Question

How do you use the binomial series to expand `x^4/(1-3x)^3`?

Answer 1

The expansion is `x^4/(1-3x)^3=x^4+9x^5+54x^6+270x^7+cdots`, and is valid for `|x|<1/3`.

Explanation:

The general binomial series expansion can be written as `(1+z)^p=1+pz+(p(p-1))/(2!)z^2+(p(p-1)(p-2))/(3!)z^3+cdots` for `|z|<1` (though the expansion is finite and works for all `z` if `p` is a non-negative integer).
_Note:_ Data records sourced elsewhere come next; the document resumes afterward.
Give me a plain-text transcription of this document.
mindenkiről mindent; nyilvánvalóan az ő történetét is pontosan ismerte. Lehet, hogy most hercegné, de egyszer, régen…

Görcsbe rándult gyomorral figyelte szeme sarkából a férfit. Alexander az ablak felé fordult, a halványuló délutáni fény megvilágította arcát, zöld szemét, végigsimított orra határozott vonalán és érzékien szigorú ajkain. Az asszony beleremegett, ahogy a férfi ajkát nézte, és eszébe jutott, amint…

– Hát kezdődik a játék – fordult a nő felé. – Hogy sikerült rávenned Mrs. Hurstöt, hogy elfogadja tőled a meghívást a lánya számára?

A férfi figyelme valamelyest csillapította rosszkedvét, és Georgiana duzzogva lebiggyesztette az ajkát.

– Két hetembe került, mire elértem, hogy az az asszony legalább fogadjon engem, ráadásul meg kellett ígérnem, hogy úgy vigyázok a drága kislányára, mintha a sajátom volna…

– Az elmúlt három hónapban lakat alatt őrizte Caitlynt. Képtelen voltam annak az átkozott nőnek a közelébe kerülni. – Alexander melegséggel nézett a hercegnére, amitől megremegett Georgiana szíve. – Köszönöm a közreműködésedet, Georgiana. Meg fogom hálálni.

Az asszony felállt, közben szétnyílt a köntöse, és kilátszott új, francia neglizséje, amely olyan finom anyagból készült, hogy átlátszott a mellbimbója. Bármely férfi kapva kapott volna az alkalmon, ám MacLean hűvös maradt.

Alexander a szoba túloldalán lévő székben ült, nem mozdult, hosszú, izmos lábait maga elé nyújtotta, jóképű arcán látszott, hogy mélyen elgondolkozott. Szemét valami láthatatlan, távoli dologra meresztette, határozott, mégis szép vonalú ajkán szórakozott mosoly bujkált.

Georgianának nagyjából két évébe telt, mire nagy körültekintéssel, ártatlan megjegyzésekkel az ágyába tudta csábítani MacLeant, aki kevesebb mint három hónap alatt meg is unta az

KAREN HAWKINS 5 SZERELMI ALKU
For the given expression, we can write
`x^4/(1-3x)^3=x^4 * (1+(-3x))^(-3)` and use the expansion above with `z=-3x` and `p=-3`. This gives:

`x^4 * (1+(-3x))^(-3)=x^4(1-3(-3x)+((-3)*(-4))/(2!)(-3x)^2+`

`((-3) * (-4) * (-5))/(3!)(-3x)^3+cdots)`.

This simplifies to

`x^4(1+9x+6*9x^2-10*(-27)x^3+cdots)`

`=x^4+9x^5+54x^6+270x^7+cdots`, and is valid for `|x|<1/3` (which is equivalent to `|z|=|-3x|<1`).